Alpert v Moinian Group
2025 NY Slip Op 00516
Decided on January 30, 2025
Appellate Division, First Department
Published by New York State Law Reporting Bureau pursuant to Judiciary Law § 431.
This opinion is uncorrected and subject to revision before publication in the Official Reports.


Decided and Entered: January 30, 2025
Before: Kern, J.P., Singh, Kennedy, Rodriguez, Michael, JJ.

Index No. 161382/19 Appeal No. 3591 Case No. 2024-03620

[*1]Michael Alpert et al., Plaintiffs-Respondents,

v

The Moinian Group, et al., Defendants-Appellants.




Strikowsky, Drachman & Shapiro, PLLC, New York (Sim R. Shapiro of counsel), for appellants.

Arnold E. DiJoseph, P.C., New York (Arnold E. DiJoseph, III of counsel), for respondents.



Order, Supreme Court, New York County (Richard G. Latin, J.), entered May 15, 2024, which granted plaintiffs' motion for summary judgment as to liability, unanimously affirmed, without costs.

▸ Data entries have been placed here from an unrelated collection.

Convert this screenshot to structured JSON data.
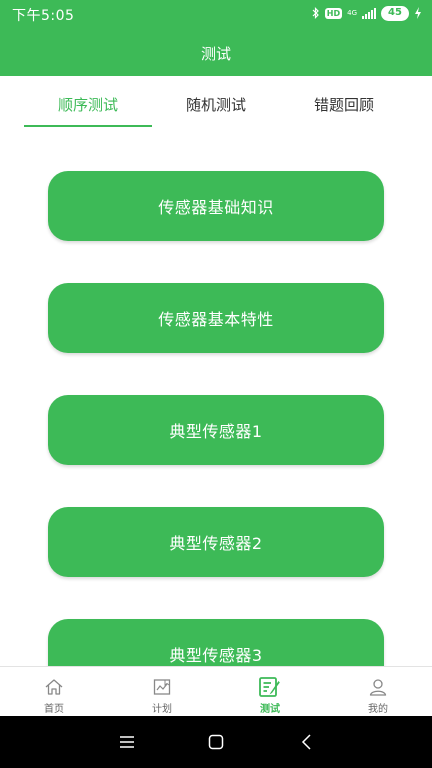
{
  "status_bar": {
    "time": "下午5:05",
    "hd": "HD",
    "network": "4G",
    "battery": "45"
  },
  "header": {
    "title": "测试"
  },
  "tabs": [
    {
      "label": "顺序测试"
    },
    {
      "label": "随机测试"
    },
    {
      "label": "错题回顾"
    }
  ],
  "tests": [
    {
      "label": "传感器基础知识"
    },
    {
      "label": "传感器基本特性"
    },
    {
      "label": "典型传感器1"
    },
    {
      "label": "典型传感器2"
    },
    {
      "label": "典型传感器3"
    }
  ],
  "bottom_nav": [
    {
      "label": "首页",
      "icon": "home-icon"
    },
    {
      "label": "计划",
      "icon": "plan-icon"
    },
    {
      "label": "测试",
      "icon": "test-icon"
    },
    {
      "label": "我的",
      "icon": "profile-icon"
    }
  ],
  "colors": {
    "accent": "#3dba57",
    "text": "#333333",
    "nav_text": "#666666",
    "system_bar": "#000000"
  }
}
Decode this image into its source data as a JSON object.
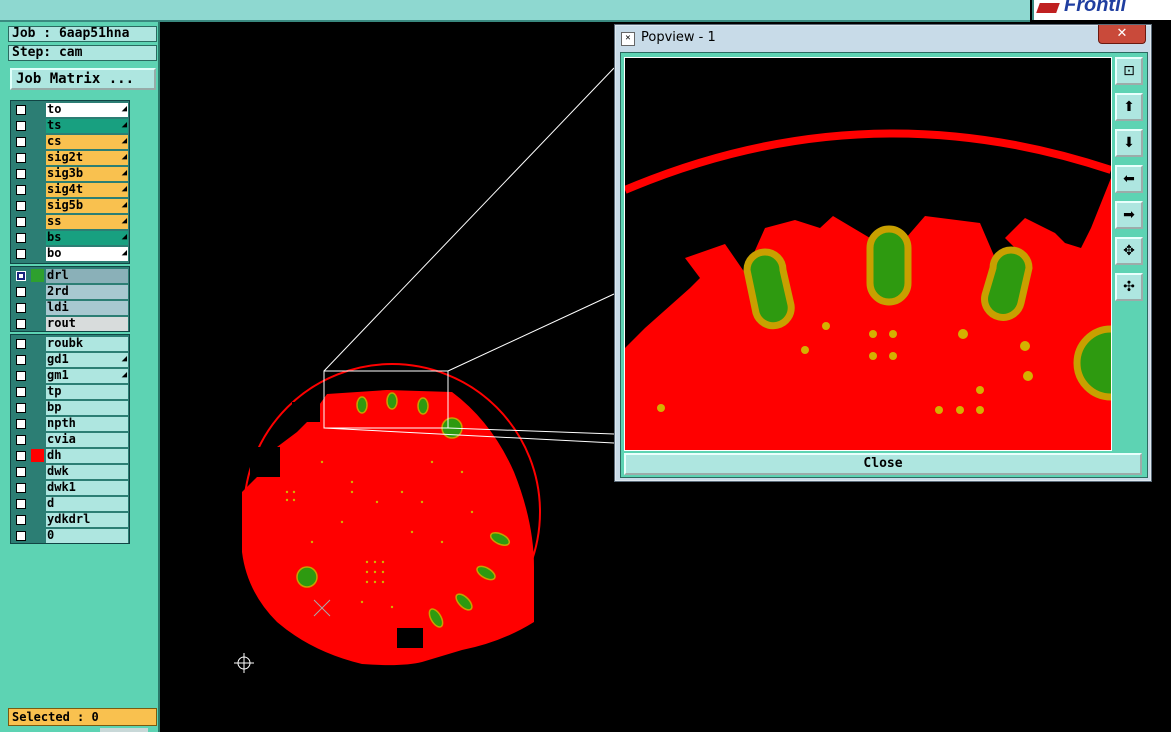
{
  "job": {
    "label": "Job : 6aap51hna"
  },
  "step": {
    "label": "Step: cam"
  },
  "job_matrix_button": "Job Matrix ...",
  "brand_fragment": "Frontli",
  "layers_group1": [
    {
      "name": "to",
      "color": "#ffffff",
      "marked": true
    },
    {
      "name": "ts",
      "color": "#18a080",
      "marked": true
    },
    {
      "name": "cs",
      "color": "#f9c14f",
      "marked": true
    },
    {
      "name": "sig2t",
      "color": "#f9c14f",
      "marked": true
    },
    {
      "name": "sig3b",
      "color": "#f9c14f",
      "marked": true
    },
    {
      "name": "sig4t",
      "color": "#f9c14f",
      "marked": true
    },
    {
      "name": "sig5b",
      "color": "#f9c14f",
      "marked": true
    },
    {
      "name": "ss",
      "color": "#f9c14f",
      "marked": true
    },
    {
      "name": "bs",
      "color": "#18a080",
      "marked": true
    },
    {
      "name": "bo",
      "color": "#ffffff",
      "marked": true
    }
  ],
  "layers_group2": [
    {
      "name": "drl",
      "color": "#8ab0b8",
      "swatch": "#2ea02e",
      "selected": true
    },
    {
      "name": "2rd",
      "color": "#a8c8d0"
    },
    {
      "name": "ldi",
      "color": "#a8c8d0"
    },
    {
      "name": "rout",
      "color": "#d8dcdc"
    }
  ],
  "layers_group3": [
    {
      "name": "roubk",
      "color": "#aee6e0"
    },
    {
      "name": "gd1",
      "color": "#aee6e0",
      "marked": true
    },
    {
      "name": "gm1",
      "color": "#aee6e0",
      "marked": true
    },
    {
      "name": "tp",
      "color": "#aee6e0"
    },
    {
      "name": "bp",
      "color": "#aee6e0"
    },
    {
      "name": "npth",
      "color": "#aee6e0"
    },
    {
      "name": "cvia",
      "color": "#aee6e0"
    },
    {
      "name": "dh",
      "color": "#aee6e0",
      "swatch": "#ff0000"
    },
    {
      "name": "dwk",
      "color": "#aee6e0"
    },
    {
      "name": "dwk1",
      "color": "#aee6e0"
    },
    {
      "name": "d",
      "color": "#aee6e0"
    },
    {
      "name": "ydkdrl",
      "color": "#aee6e0"
    },
    {
      "name": "0",
      "color": "#aee6e0"
    }
  ],
  "status": {
    "selected": "Selected : 0"
  },
  "popview": {
    "title": "Popview - 1",
    "close_x": "✕",
    "close_button": "Close",
    "tools": [
      "zoom-fit-icon",
      "pan-up-icon",
      "pan-down-icon",
      "pan-left-icon",
      "pan-right-icon",
      "zoom-in-icon",
      "zoom-out-icon"
    ]
  },
  "colors": {
    "copper": "#ff0000",
    "pad": "#2e9a10",
    "pad_ring": "#c8a000",
    "via": "#d4b000",
    "panel": "#5dd3b3"
  }
}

Michael Alpert, the injured plaintiff, fell after he lost his balance while descending a poorly lit staircase. Although Alpert tried to prevent his fall by grabbing the handrail on the staircase, he was unable to do so. Plaintiffs established prima facie entitlement to summary judgment on liability by submitting an expert affidavit opining that the staircase's handrail design was defective and therefore contributed to the injury. Moreover, there is no dispute that the 115-inch-wide staircase, which had one handrail down the middle, violated the 1968 Building Code of City of New York (Administrative Code of City of NY) § 27-375(f)(1). Plaintiffs also established that the lack of an additional handrail was a proximate cause of their injuries because their expert concluded that an additional handrail would have enabled plaintiff Alpert to recover from the fall (see Derdiarian v Felix Contr. Corporation, 51 NY2d 308, 315 [1980]). In opposition, defendants failed to raise a triable issue of fact.

Supreme Court providently exercised its discretion in entertaining plaintiffs' motion despite their failure to include the answer with the motion in accordance with CPLR 3212(b) (CPLR 2001; see Reyes v Sanchez-Pena, 117 AD3d 621, 622 [1st Dept 2014]). Defendants electronically filed the answer and annexed it to their opposition to plaintiffs' motion, thereby providing a complete record to the courts before it rendered its decision.

THIS CONSTITUTES THE DECISION AND ORDER OF THE SUPREME COURT, APPELLATE DIVISION, FIRST DEPARTMENT.